Good news! Saudi Arabia may be the world’s largest producer of oil, but the country is taking steps to reduce its environmental impact. On Tuesday, SoftBank Group Corp’s Vision Fund announced that it will invest in the world’s biggest solar power project, and it will be built in Saudi Arabia.
SoftBank Chief Executive Masayoshi Son told the press that the solar plant will have the capacity to produce up to 200 gigawatts (GW) by 2030. Said Saudi Crown Prince Mohammed Bin Salman of the development: “It’s a huge step in human history. It’s bold, risky, and we hope we succeed doing that.”
As Al Jazeera reports, the plant will add approximately 400 GW of globally installed solar power capacity. Surprisingly, that is comparable to the output of the world’s total nuclear power capacity of around 390 GW (as of the end of 2016).

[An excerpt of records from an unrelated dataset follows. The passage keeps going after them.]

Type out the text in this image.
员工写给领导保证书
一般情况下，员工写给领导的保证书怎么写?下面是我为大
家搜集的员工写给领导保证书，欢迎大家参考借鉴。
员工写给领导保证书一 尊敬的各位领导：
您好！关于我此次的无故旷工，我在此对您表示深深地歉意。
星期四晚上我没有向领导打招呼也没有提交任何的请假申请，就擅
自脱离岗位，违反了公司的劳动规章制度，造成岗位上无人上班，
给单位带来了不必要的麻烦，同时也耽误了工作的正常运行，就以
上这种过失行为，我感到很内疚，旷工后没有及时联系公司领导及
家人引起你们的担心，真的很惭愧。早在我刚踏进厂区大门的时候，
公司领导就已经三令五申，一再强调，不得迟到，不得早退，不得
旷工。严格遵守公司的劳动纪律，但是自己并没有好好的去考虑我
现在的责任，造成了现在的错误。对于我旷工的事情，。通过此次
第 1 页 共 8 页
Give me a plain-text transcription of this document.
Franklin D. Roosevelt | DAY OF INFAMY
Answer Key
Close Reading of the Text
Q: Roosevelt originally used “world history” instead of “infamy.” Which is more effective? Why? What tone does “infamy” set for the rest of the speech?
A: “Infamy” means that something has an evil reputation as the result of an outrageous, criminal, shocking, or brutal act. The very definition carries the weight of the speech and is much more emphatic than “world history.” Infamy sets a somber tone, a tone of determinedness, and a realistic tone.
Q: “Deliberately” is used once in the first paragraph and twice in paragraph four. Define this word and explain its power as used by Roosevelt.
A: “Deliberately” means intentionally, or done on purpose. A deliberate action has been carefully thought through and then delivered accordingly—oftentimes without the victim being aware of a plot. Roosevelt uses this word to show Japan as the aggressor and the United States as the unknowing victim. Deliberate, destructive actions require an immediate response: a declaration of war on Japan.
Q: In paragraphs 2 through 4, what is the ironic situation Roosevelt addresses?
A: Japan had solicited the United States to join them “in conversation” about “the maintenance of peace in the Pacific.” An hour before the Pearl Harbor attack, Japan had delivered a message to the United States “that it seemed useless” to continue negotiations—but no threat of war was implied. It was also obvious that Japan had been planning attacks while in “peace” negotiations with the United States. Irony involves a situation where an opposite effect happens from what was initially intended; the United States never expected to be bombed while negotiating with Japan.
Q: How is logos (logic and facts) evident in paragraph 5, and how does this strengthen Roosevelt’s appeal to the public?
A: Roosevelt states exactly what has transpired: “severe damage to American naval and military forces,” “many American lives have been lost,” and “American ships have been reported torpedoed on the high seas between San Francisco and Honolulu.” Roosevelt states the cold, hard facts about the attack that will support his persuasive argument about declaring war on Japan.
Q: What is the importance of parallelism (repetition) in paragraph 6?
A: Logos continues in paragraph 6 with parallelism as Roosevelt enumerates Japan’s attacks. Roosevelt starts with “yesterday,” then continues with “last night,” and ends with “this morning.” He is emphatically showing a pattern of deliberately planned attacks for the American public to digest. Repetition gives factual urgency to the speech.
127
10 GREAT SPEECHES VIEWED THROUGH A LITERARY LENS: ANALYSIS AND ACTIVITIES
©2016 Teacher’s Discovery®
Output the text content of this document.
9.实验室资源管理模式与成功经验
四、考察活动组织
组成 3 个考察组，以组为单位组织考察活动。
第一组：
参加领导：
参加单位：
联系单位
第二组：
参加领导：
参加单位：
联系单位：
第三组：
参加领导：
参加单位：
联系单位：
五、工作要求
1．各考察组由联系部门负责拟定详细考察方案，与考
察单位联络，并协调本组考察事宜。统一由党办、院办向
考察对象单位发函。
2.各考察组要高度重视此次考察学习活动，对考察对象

The total cost of the investment — which includes solar panels, battery storage, and a manufacturing facility for panels in Saudi Arabia — all total around $200 billion, said Son. The first phase of the project, for 7.2 GW of solar capacity will cost $5 billion. $1 billion will be sourced from SoftBank’s Vision Fund; the rest is being procured from project financing.

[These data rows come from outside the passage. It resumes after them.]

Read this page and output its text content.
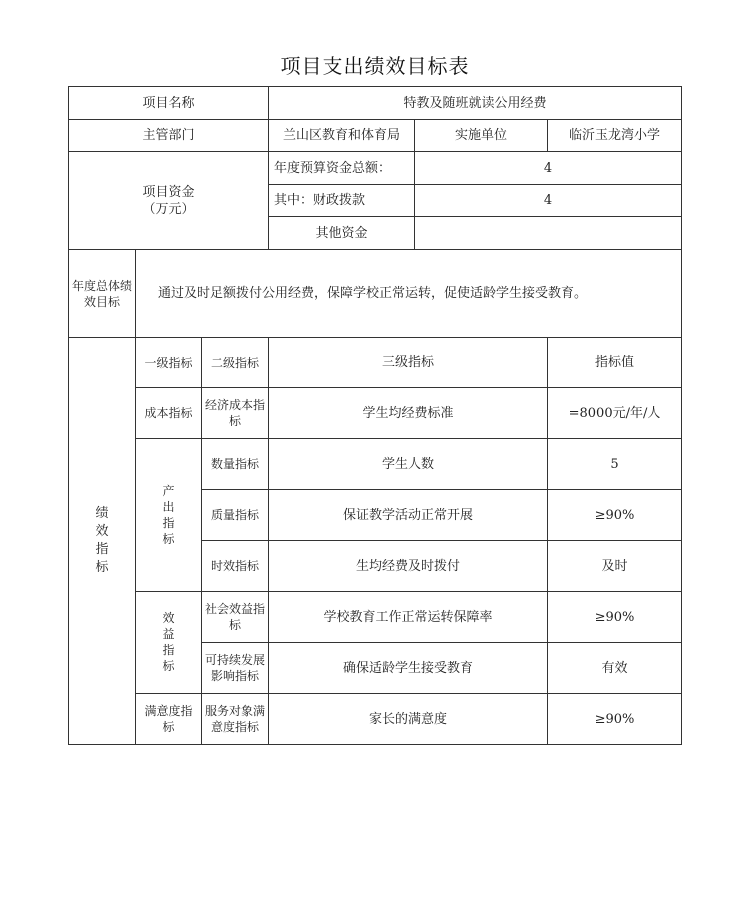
项目支出绩效目标表
项目名称			特教及随班就读公用经费		
主管部门			兰山区教育和体育局	实施单位	临沂玉龙湾小学

项目资金
（万元）			年度预算资金总额：	4	
			其中：财政拨款	4	
			其他资金		
年度总体绩效目标	通过及时足额拨付公用经费，保障学校正常运转，促使适龄学生接受教育。				
绩效指标	一级指标	二级指标	三级指标		指标值
	成本指标	经济成本指标	学生均经费标准		=8000元/年/人
	产出指标	数量指标	学生人数		5
		质量指标	保证教学活动正常开展		≥90%
		时效指标	生均经费及时拨付		及时
	效益指标	社会效益指标	学校教育工作正常运转保障率		≥90%
		可持续发展影响指标	确保适龄学生接受教育		有效
	满意度指标	服务对象满意度指标	家长的满意度		≥90%
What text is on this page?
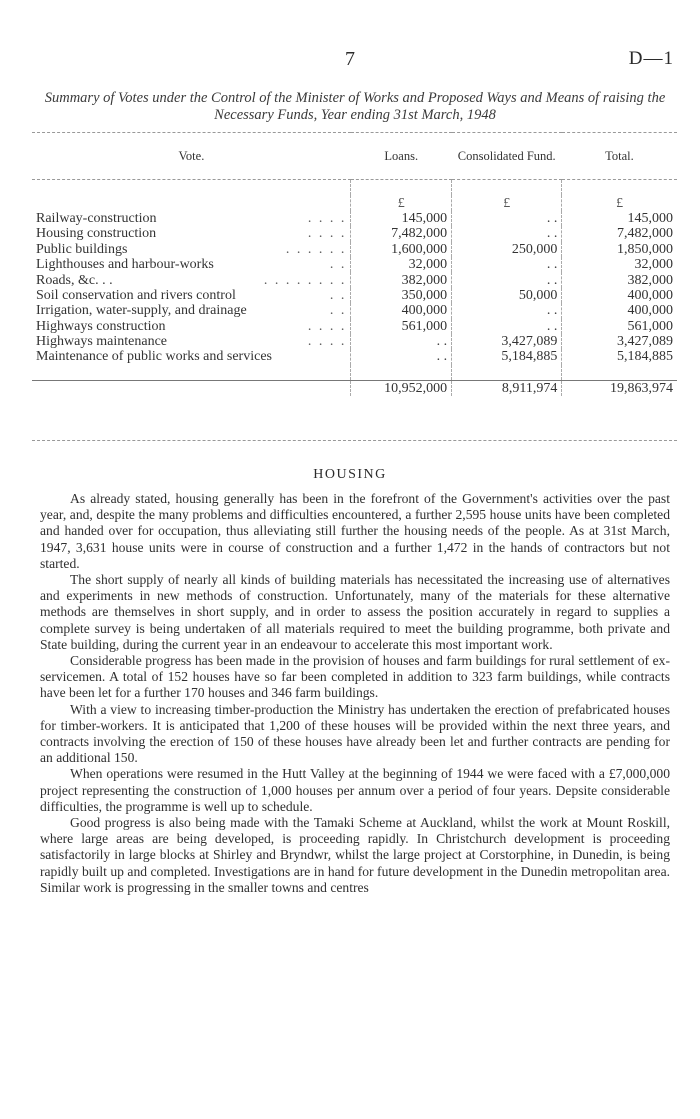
7	D—1
Summary of Votes under the Control of the Minister of Works and Proposed Ways and Means of raising the Necessary Funds, Year ending 31st March, 1948
Vote.	Loans.	Consolidated Fund.	Total.

	£	£	£

Railway-construction . . . .	145,000	. .	145,000

Housing construction . . . .	7,482,000	. .	7,482,000

Public buildings . . . . . .	1,600,000	250,000	1,850,000

Lighthouses and harbour-works . .	32,000	. .	32,000

Roads, &c. . . . . . . . . . .	382,000	. .	382,000

Soil conservation and rivers control . .	350,000	50,000	400,000

Irrigation, water-supply, and drainage . .	400,000	. .	400,000

Highways construction . . . .	561,000	. .	561,000

Highways maintenance . . . .	. .	3,427,089	3,427,089

Maintenance of public works and services	. .	5,184,885	5,184,885

	10,952,000	8,911,974	19,863,974
HOUSING

As already stated, housing generally has been in the forefront of the Government's activities over the past year, and, despite the many problems and difficulties encountered, a further 2,595 house units have been completed and handed over for occupation, thus alleviating still further the housing needs of the people. As at 31st March, 1947, 3,631 house units were in course of construction and a further 1,472 in the hands of contractors but not started.

The short supply of nearly all kinds of building materials has necessitated the increasing use of alternatives and experiments in new methods of construction. Unfortunately, many of the materials for these alternative methods are themselves in short supply, and in order to assess the position accurately in regard to supplies a complete survey is being undertaken of all materials required to meet the building programme, both private and State building, during the current year in an endeavour to accelerate this most important work.

Considerable progress has been made in the provision of houses and farm buildings for rural settlement of ex-servicemen. A total of 152 houses have so far been completed in addition to 323 farm buildings, while contracts have been let for a further 170 houses and 346 farm buildings.

With a view to increasing timber-production the Ministry has undertaken the erection of prefabricated houses for timber-workers. It is anticipated that 1,200 of these houses will be provided within the next three years, and contracts involving the erection of 150 of these houses have already been let and further contracts are pending for an additional 150.

When operations were resumed in the Hutt Valley at the beginning of 1944 we were faced with a £7,000,000 project representing the construction of 1,000 houses per annum over a period of four years. Depsite considerable difficulties, the programme is well up to schedule.

Good progress is also being made with the Tamaki Scheme at Auckland, whilst the work at Mount Roskill, where large areas are being developed, is proceeding rapidly. In Christchurch development is proceeding satisfactorily in large blocks at Shirley and Bryndwr, whilst the large project at Corstorphine, in Dunedin, is being rapidly built up and completed. Investigations are in hand for future development in the Dunedin metropolitan area. Similar work is progressing in the smaller towns and centres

According to Bloomberg, the project is planned for the Saudi desert. Data from Bloomberg New Energy Finance reveals that it could be around 100 times bigger than the next largest proposed solar plant. Not only that, it could “more than double what the global photovoltaic industry supplied last year.”
The country’s partnership with SoftBank Solar could signify a huge step away from oil and towards renewable energy. At the moment, the country only has small-scale solar projects. Reuters reports that despite being one of the sunniest countries in the world, most of Saudi Arabia’s energy is sourced from oil-fired plants.
Said Economist Intelligence Unit lead energy analyst Peter Kiernan: “Saudi Arabia is clearly preparing for a post-fossil fuel dependent economy in terms of domestic energy consumption, and this huge bet on renewables would free up a lot of domestic output of oil for exports, while probably saving domestic gas resources as well.”
“Up until now, progress in building solar capacity in the kingdom has been very slow, but this deal might give it the kick start it needs. But 200 GW by 2030 though, that’s another question,” Kiernan added.